You want green? How 'bout those green burials?

What, you say they're illegal in Massachusetts, which is why we don't have that option. You say wrong.

The cemetery (public as well as private) and funeral businesses refuse to offer the choice. There is no law and in some places a simple, easily overturned local ordinance would be the only impediment.

Don't take my word. Come to Cambridge to Mount Auburn Cemetery's Story chapel. At 1 p.m., Mark Harris will talk about his research on and the status of green burials. He wrote Grave Matters: A journey Through the Funeral Industry to a Natural Way of Burial.
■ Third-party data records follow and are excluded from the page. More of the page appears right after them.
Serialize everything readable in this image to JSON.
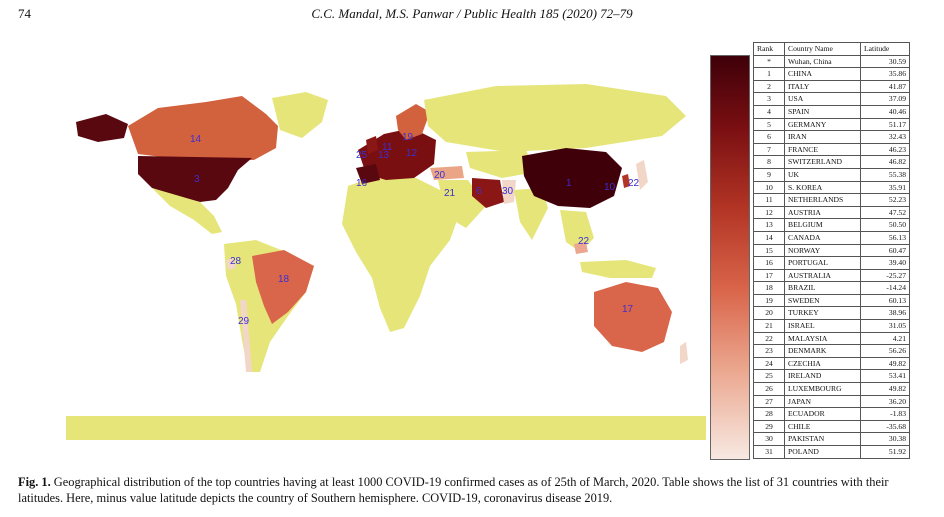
{
  "header": {
    "page_number": "74",
    "running_head": "C.C. Mandal, M.S. Panwar / Public Health 185 (2020) 72–79"
  },
  "figure": {
    "map_labels": [
      "14",
      "3",
      "11",
      "25",
      "16",
      "13",
      "19",
      "12",
      "20",
      "21",
      "6",
      "30",
      "1",
      "10",
      "22",
      "22",
      "28",
      "18",
      "29",
      "17"
    ],
    "colors": {
      "highest": "#3f0009",
      "high": "#8b1616",
      "mid": "#d2613e",
      "low": "#e9a585",
      "lowest": "#f7e9e2",
      "no_data": "#e6e57a",
      "label": "#3b2fd0"
    }
  },
  "table": {
    "headers": {
      "rank": "Rank",
      "country": "Country Name",
      "latitude": "Latitude"
    },
    "rows": [
      {
        "rank": "*",
        "country": "Wuhan, China",
        "latitude": "30.59"
      },
      {
        "rank": "1",
        "country": "CHINA",
        "latitude": "35.86"
      },
      {
        "rank": "2",
        "country": "ITALY",
        "latitude": "41.87"
      },
      {
        "rank": "3",
        "country": "USA",
        "latitude": "37.09"
      },
      {
        "rank": "4",
        "country": "SPAIN",
        "latitude": "40.46"
      },
      {
        "rank": "5",
        "country": "GERMANY",
        "latitude": "51.17"
      },
      {
        "rank": "6",
        "country": "IRAN",
        "latitude": "32.43"
      },
      {
        "rank": "7",
        "country": "FRANCE",
        "latitude": "46.23"
      },
      {
        "rank": "8",
        "country": "SWITZERLAND",
        "latitude": "46.82"
      },
      {
        "rank": "9",
        "country": "UK",
        "latitude": "55.38"
      },
      {
        "rank": "10",
        "country": "S. KOREA",
        "latitude": "35.91"
      },
      {
        "rank": "11",
        "country": "NETHERLANDS",
        "latitude": "52.23"
      },
      {
        "rank": "12",
        "country": "AUSTRIA",
        "latitude": "47.52"
      },
      {
        "rank": "13",
        "country": "BELGIUM",
        "latitude": "50.50"
      },
      {
        "rank": "14",
        "country": "CANADA",
        "latitude": "56.13"
      },
      {
        "rank": "15",
        "country": "NORWAY",
        "latitude": "60.47"
      },
      {
        "rank": "16",
        "country": "PORTUGAL",
        "latitude": "39.40"
      },
      {
        "rank": "17",
        "country": "AUSTRALIA",
        "latitude": "-25.27"
      },
      {
        "rank": "18",
        "country": "BRAZIL",
        "latitude": "-14.24"
      },
      {
        "rank": "19",
        "country": "SWEDEN",
        "latitude": "60.13"
      },
      {
        "rank": "20",
        "country": "TURKEY",
        "latitude": "38.96"
      },
      {
        "rank": "21",
        "country": "ISRAEL",
        "latitude": "31.05"
      },
      {
        "rank": "22",
        "country": "MALAYSIA",
        "latitude": "4.21"
      },
      {
        "rank": "23",
        "country": "DENMARK",
        "latitude": "56.26"
      },
      {
        "rank": "24",
        "country": "CZECHIA",
        "latitude": "49.82"
      },
      {
        "rank": "25",
        "country": "IRELAND",
        "latitude": "53.41"
      },
      {
        "rank": "26",
        "country": "LUXEMBOURG",
        "latitude": "49.82"
      },
      {
        "rank": "27",
        "country": "JAPAN",
        "latitude": "36.20"
      },
      {
        "rank": "28",
        "country": "ECUADOR",
        "latitude": "-1.83"
      },
      {
        "rank": "29",
        "country": "CHILE",
        "latitude": "-35.68"
      },
      {
        "rank": "30",
        "country": "PAKISTAN",
        "latitude": "30.38"
      },
      {
        "rank": "31",
        "country": "POLAND",
        "latitude": "51.92"
      }
    ]
  },
  "caption": {
    "label": "Fig. 1.",
    "text": " Geographical distribution of the top countries having at least 1000 COVID-19 confirmed cases as of 25th of March, 2020. Table shows the list of 31 countries with their latitudes. Here, minus value latitude depicts the country of Southern hemisphere. COVID-19, coronavirus disease 2019."
  }
}
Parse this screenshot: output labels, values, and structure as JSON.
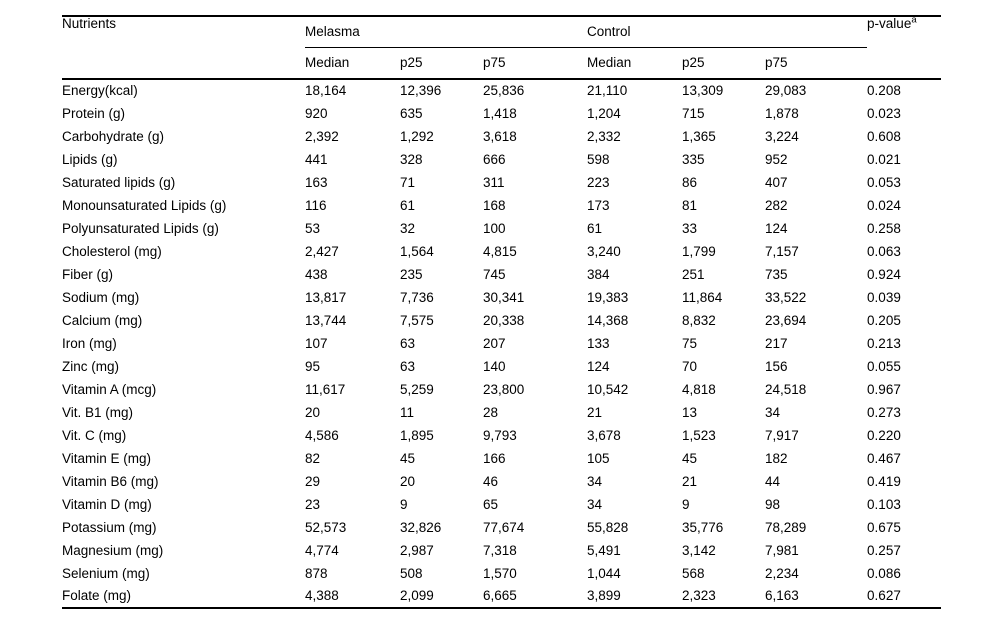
{
  "table": {
    "header": {
      "nutrients": "Nutrients",
      "group1": "Melasma",
      "group2": "Control",
      "pvalue": "p-value",
      "pvalue_sup": "a",
      "subheaders": [
        "Median",
        "p25",
        "p75",
        "Median",
        "p25",
        "p75"
      ]
    },
    "rows": [
      {
        "label": "Energy(kcal)",
        "values": [
          "18,164",
          "12,396",
          "25,836",
          "21,110",
          "13,309",
          "29,083",
          "0.208"
        ]
      },
      {
        "label": "Protein (g)",
        "values": [
          "920",
          "635",
          "1,418",
          "1,204",
          "715",
          "1,878",
          "0.023"
        ]
      },
      {
        "label": "Carbohydrate (g)",
        "values": [
          "2,392",
          "1,292",
          "3,618",
          "2,332",
          "1,365",
          "3,224",
          "0.608"
        ]
      },
      {
        "label": "Lipids (g)",
        "values": [
          "441",
          "328",
          "666",
          "598",
          "335",
          "952",
          "0.021"
        ]
      },
      {
        "label": "Saturated lipids (g)",
        "values": [
          "163",
          "71",
          "311",
          "223",
          "86",
          "407",
          "0.053"
        ]
      },
      {
        "label": "Monounsaturated Lipids (g)",
        "values": [
          "116",
          "61",
          "168",
          "173",
          "81",
          "282",
          "0.024"
        ]
      },
      {
        "label": "Polyunsaturated Lipids (g)",
        "values": [
          "53",
          "32",
          "100",
          "61",
          "33",
          "124",
          "0.258"
        ]
      },
      {
        "label": "Cholesterol (mg)",
        "values": [
          "2,427",
          "1,564",
          "4,815",
          "3,240",
          "1,799",
          "7,157",
          "0.063"
        ]
      },
      {
        "label": "Fiber (g)",
        "values": [
          "438",
          "235",
          "745",
          "384",
          "251",
          "735",
          "0.924"
        ]
      },
      {
        "label": "Sodium (mg)",
        "values": [
          "13,817",
          "7,736",
          "30,341",
          "19,383",
          "11,864",
          "33,522",
          "0.039"
        ]
      },
      {
        "label": "Calcium (mg)",
        "values": [
          "13,744",
          "7,575",
          "20,338",
          "14,368",
          "8,832",
          "23,694",
          "0.205"
        ]
      },
      {
        "label": "Iron (mg)",
        "values": [
          "107",
          "63",
          "207",
          "133",
          "75",
          "217",
          "0.213"
        ]
      },
      {
        "label": "Zinc (mg)",
        "values": [
          "95",
          "63",
          "140",
          "124",
          "70",
          "156",
          "0.055"
        ]
      },
      {
        "label": "Vitamin A (mcg)",
        "values": [
          "11,617",
          "5,259",
          "23,800",
          "10,542",
          "4,818",
          "24,518",
          "0.967"
        ]
      },
      {
        "label": "Vit. B1 (mg)",
        "values": [
          "20",
          "11",
          "28",
          "21",
          "13",
          "34",
          "0.273"
        ]
      },
      {
        "label": "Vit. C (mg)",
        "values": [
          "4,586",
          "1,895",
          "9,793",
          "3,678",
          "1,523",
          "7,917",
          "0.220"
        ]
      },
      {
        "label": "Vitamin E (mg)",
        "values": [
          "82",
          "45",
          "166",
          "105",
          "45",
          "182",
          "0.467"
        ]
      },
      {
        "label": "Vitamin B6 (mg)",
        "values": [
          "29",
          "20",
          "46",
          "34",
          "21",
          "44",
          "0.419"
        ]
      },
      {
        "label": "Vitamin D (mg)",
        "values": [
          "23",
          "9",
          "65",
          "34",
          "9",
          "98",
          "0.103"
        ]
      },
      {
        "label": "Potassium (mg)",
        "values": [
          "52,573",
          "32,826",
          "77,674",
          "55,828",
          "35,776",
          "78,289",
          "0.675"
        ]
      },
      {
        "label": "Magnesium (mg)",
        "values": [
          "4,774",
          "2,987",
          "7,318",
          "5,491",
          "3,142",
          "7,981",
          "0.257"
        ]
      },
      {
        "label": "Selenium (mg)",
        "values": [
          "878",
          "508",
          "1,570",
          "1,044",
          "568",
          "2,234",
          "0.086"
        ]
      },
      {
        "label": "Folate (mg)",
        "values": [
          "4,388",
          "2,099",
          "6,665",
          "3,899",
          "2,323",
          "6,163",
          "0.627"
        ]
      }
    ]
  }
}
We can pretend that if we have an embalmed corpse, a metal casket, a cast liner, and then a durable gravestone, we provide some eternal presence. Of course, in our heart of hearts we know that at best those wasteful and expensive symbols for those still alive will last a hundred or maybe a thousand years. In Earth time, that wouldn't be a single Cheerios in the cereal box of eternity.
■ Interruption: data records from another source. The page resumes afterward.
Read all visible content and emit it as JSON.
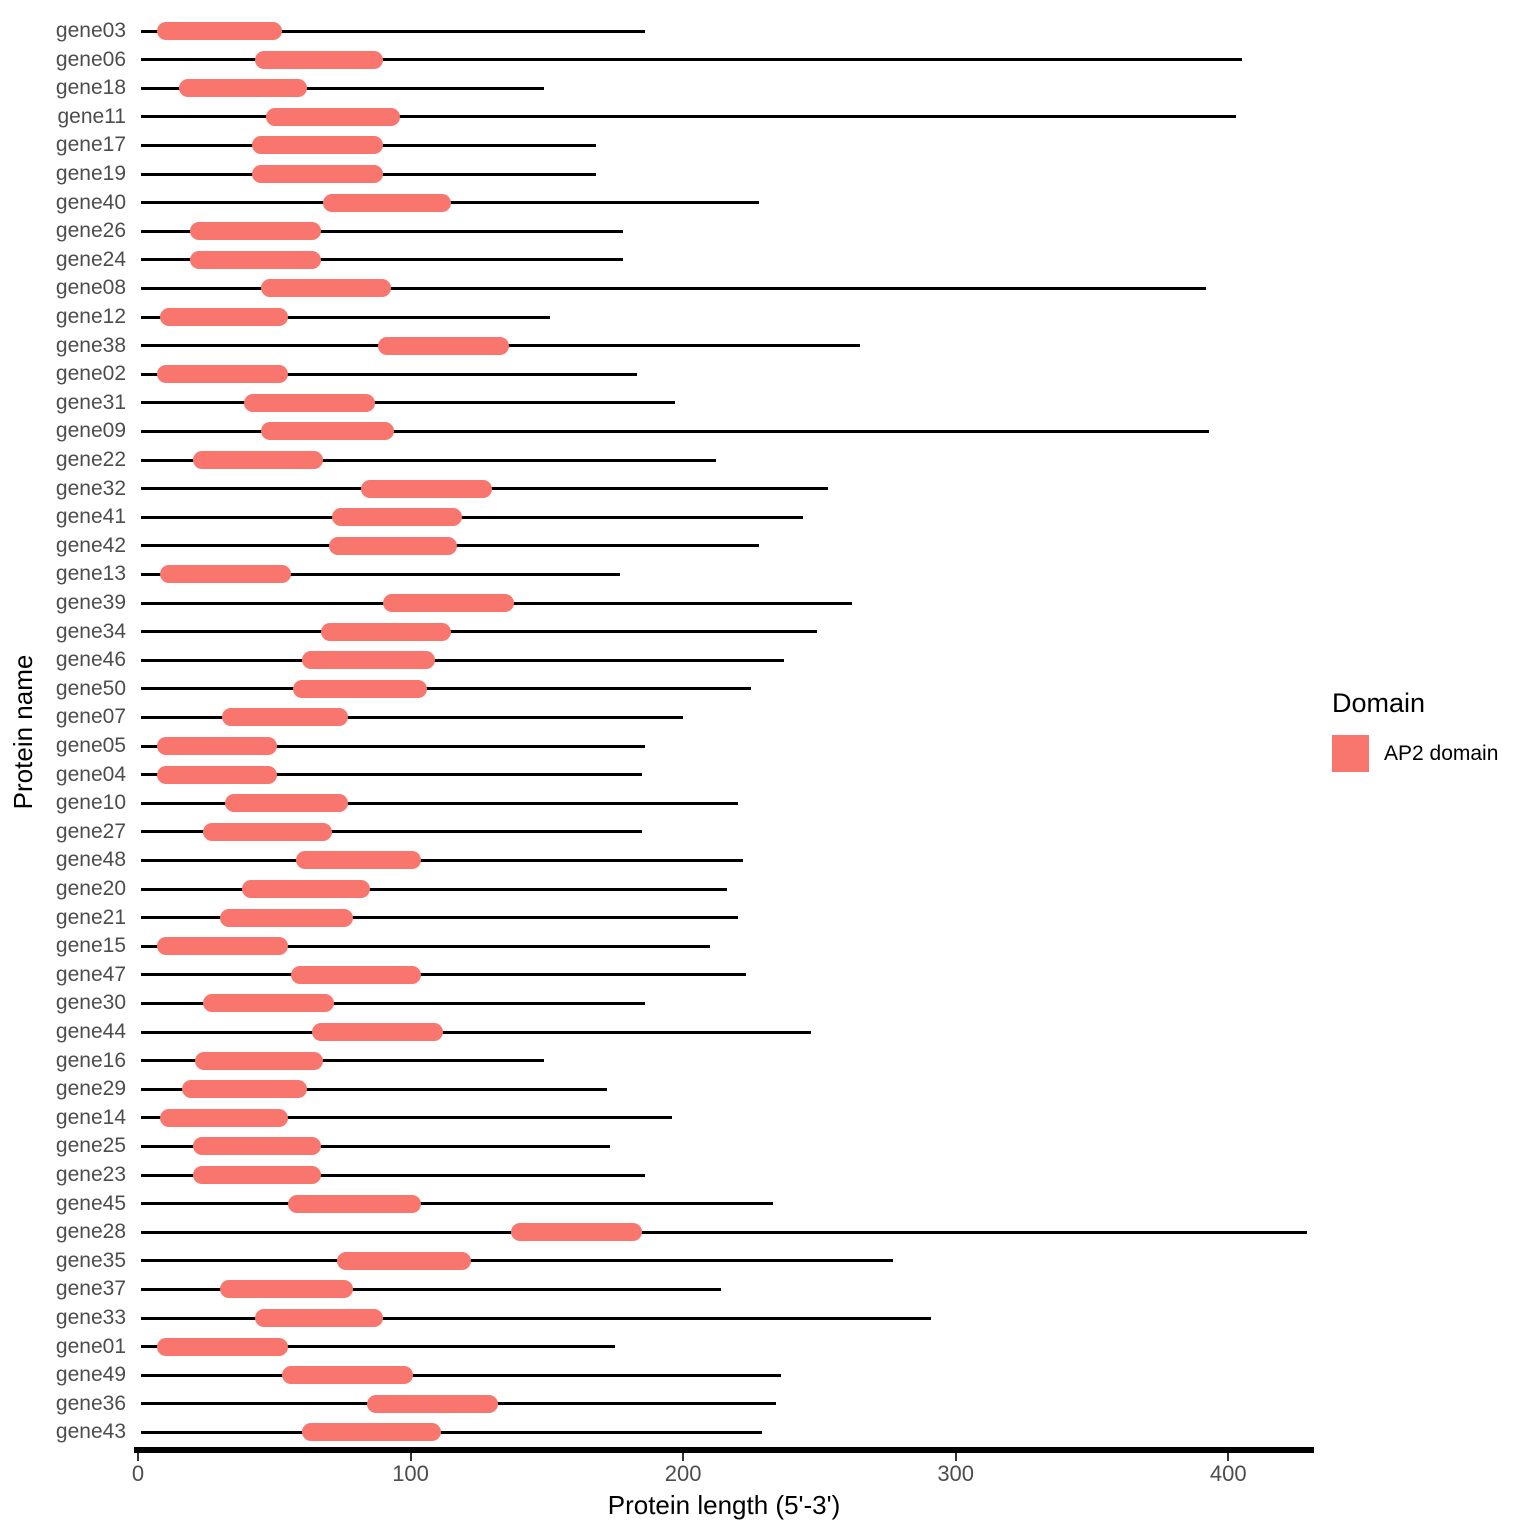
{
  "chart_data": {
    "type": "bar",
    "subtype": "protein-backbone-with-domain-segments",
    "orientation": "horizontal",
    "title": "",
    "xlabel": "Protein length (5'-3')",
    "ylabel": "Protein name",
    "xlim": [
      0,
      430
    ],
    "x_ticks": [
      0,
      100,
      200,
      300,
      400
    ],
    "grid": false,
    "backbone_start": 1,
    "legend": {
      "title": "Domain",
      "position": "right",
      "entries": [
        {
          "label": "AP2 domain",
          "color": "#F8766D"
        }
      ]
    },
    "colors": {
      "domain_fill": "#F8766D",
      "backbone": "#000000",
      "axis_text": "#4D4D4D",
      "axis_line": "#000000",
      "title_text": "#000000"
    },
    "proteins": [
      {
        "name": "gene03",
        "length": 186,
        "domain_begin": 7,
        "domain_end": 53
      },
      {
        "name": "gene06",
        "length": 405,
        "domain_begin": 43,
        "domain_end": 90
      },
      {
        "name": "gene18",
        "length": 149,
        "domain_begin": 15,
        "domain_end": 62
      },
      {
        "name": "gene11",
        "length": 403,
        "domain_begin": 47,
        "domain_end": 96
      },
      {
        "name": "gene17",
        "length": 168,
        "domain_begin": 42,
        "domain_end": 90
      },
      {
        "name": "gene19",
        "length": 168,
        "domain_begin": 42,
        "domain_end": 90
      },
      {
        "name": "gene40",
        "length": 228,
        "domain_begin": 68,
        "domain_end": 115
      },
      {
        "name": "gene26",
        "length": 178,
        "domain_begin": 19,
        "domain_end": 67
      },
      {
        "name": "gene24",
        "length": 178,
        "domain_begin": 19,
        "domain_end": 67
      },
      {
        "name": "gene08",
        "length": 392,
        "domain_begin": 45,
        "domain_end": 93
      },
      {
        "name": "gene12",
        "length": 151,
        "domain_begin": 8,
        "domain_end": 55
      },
      {
        "name": "gene38",
        "length": 265,
        "domain_begin": 88,
        "domain_end": 136
      },
      {
        "name": "gene02",
        "length": 183,
        "domain_begin": 7,
        "domain_end": 55
      },
      {
        "name": "gene31",
        "length": 197,
        "domain_begin": 39,
        "domain_end": 87
      },
      {
        "name": "gene09",
        "length": 393,
        "domain_begin": 45,
        "domain_end": 94
      },
      {
        "name": "gene22",
        "length": 212,
        "domain_begin": 20,
        "domain_end": 68
      },
      {
        "name": "gene32",
        "length": 253,
        "domain_begin": 82,
        "domain_end": 130
      },
      {
        "name": "gene41",
        "length": 244,
        "domain_begin": 71,
        "domain_end": 119
      },
      {
        "name": "gene42",
        "length": 228,
        "domain_begin": 70,
        "domain_end": 117
      },
      {
        "name": "gene13",
        "length": 177,
        "domain_begin": 8,
        "domain_end": 56
      },
      {
        "name": "gene39",
        "length": 262,
        "domain_begin": 90,
        "domain_end": 138
      },
      {
        "name": "gene34",
        "length": 249,
        "domain_begin": 67,
        "domain_end": 115
      },
      {
        "name": "gene46",
        "length": 237,
        "domain_begin": 60,
        "domain_end": 109
      },
      {
        "name": "gene50",
        "length": 225,
        "domain_begin": 57,
        "domain_end": 106
      },
      {
        "name": "gene07",
        "length": 200,
        "domain_begin": 31,
        "domain_end": 77
      },
      {
        "name": "gene05",
        "length": 186,
        "domain_begin": 7,
        "domain_end": 51
      },
      {
        "name": "gene04",
        "length": 185,
        "domain_begin": 7,
        "domain_end": 51
      },
      {
        "name": "gene10",
        "length": 220,
        "domain_begin": 32,
        "domain_end": 77
      },
      {
        "name": "gene27",
        "length": 185,
        "domain_begin": 24,
        "domain_end": 71
      },
      {
        "name": "gene48",
        "length": 222,
        "domain_begin": 58,
        "domain_end": 104
      },
      {
        "name": "gene20",
        "length": 216,
        "domain_begin": 38,
        "domain_end": 85
      },
      {
        "name": "gene21",
        "length": 220,
        "domain_begin": 30,
        "domain_end": 79
      },
      {
        "name": "gene15",
        "length": 210,
        "domain_begin": 7,
        "domain_end": 55
      },
      {
        "name": "gene47",
        "length": 223,
        "domain_begin": 56,
        "domain_end": 104
      },
      {
        "name": "gene30",
        "length": 186,
        "domain_begin": 24,
        "domain_end": 72
      },
      {
        "name": "gene44",
        "length": 247,
        "domain_begin": 64,
        "domain_end": 112
      },
      {
        "name": "gene16",
        "length": 149,
        "domain_begin": 21,
        "domain_end": 68
      },
      {
        "name": "gene29",
        "length": 172,
        "domain_begin": 16,
        "domain_end": 62
      },
      {
        "name": "gene14",
        "length": 196,
        "domain_begin": 8,
        "domain_end": 55
      },
      {
        "name": "gene25",
        "length": 173,
        "domain_begin": 20,
        "domain_end": 67
      },
      {
        "name": "gene23",
        "length": 186,
        "domain_begin": 20,
        "domain_end": 67
      },
      {
        "name": "gene45",
        "length": 233,
        "domain_begin": 55,
        "domain_end": 104
      },
      {
        "name": "gene28",
        "length": 429,
        "domain_begin": 137,
        "domain_end": 185
      },
      {
        "name": "gene35",
        "length": 277,
        "domain_begin": 73,
        "domain_end": 122
      },
      {
        "name": "gene37",
        "length": 214,
        "domain_begin": 30,
        "domain_end": 79
      },
      {
        "name": "gene33",
        "length": 291,
        "domain_begin": 43,
        "domain_end": 90
      },
      {
        "name": "gene01",
        "length": 175,
        "domain_begin": 7,
        "domain_end": 55
      },
      {
        "name": "gene49",
        "length": 236,
        "domain_begin": 53,
        "domain_end": 101
      },
      {
        "name": "gene36",
        "length": 234,
        "domain_begin": 84,
        "domain_end": 132
      },
      {
        "name": "gene43",
        "length": 229,
        "domain_begin": 60,
        "domain_end": 111
      }
    ]
  }
}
The traditional form of nearly all cultures was to wrap the corpse and put it in the ground or a cave to dissolve, to return its elements. Really, the worms crawl in, the worms crawl out. That seems what we should all want.

My wife and I would like the idea of snuggling down into the earth. That was very real to me last week as I went into my first surgery and first general anesthesia. Hell, people die on the operating table!

We do no have the option citizens do in Maine, California, South Carolina and elsewhere. Hmm. Our advocates are the soft-spoken Funeral Consumers Alliance of Eastern Massachusetts.

They are nice folk, but we all have that limbo problem. There are no laws preventing green burials in the commonwealth. Individual cemeteries would have to offer or be started to offer them.

I suspect Harris will speak of the funeral biz' tactics of saying terrible things will happen if they don't pump poisons into our corpses and don't bury is in the full armored vehicle of death. They even say without the concrete grave liner, it's hard for the lawn-mowing crew. Somehow people managed on this planet for thousands of years and even learned such incredible engineering feats as piling extra dirt on top to allow for settling.

It appears we're going to have to ask for the option. We're going to have to say we don't want to bury high-carbon footprint caskets and trappings, along with highly-toxic embalming fluid. We're going to have to say we'd like to go out naturally.

I'll be there on March 21st, likely still on crutches or walker.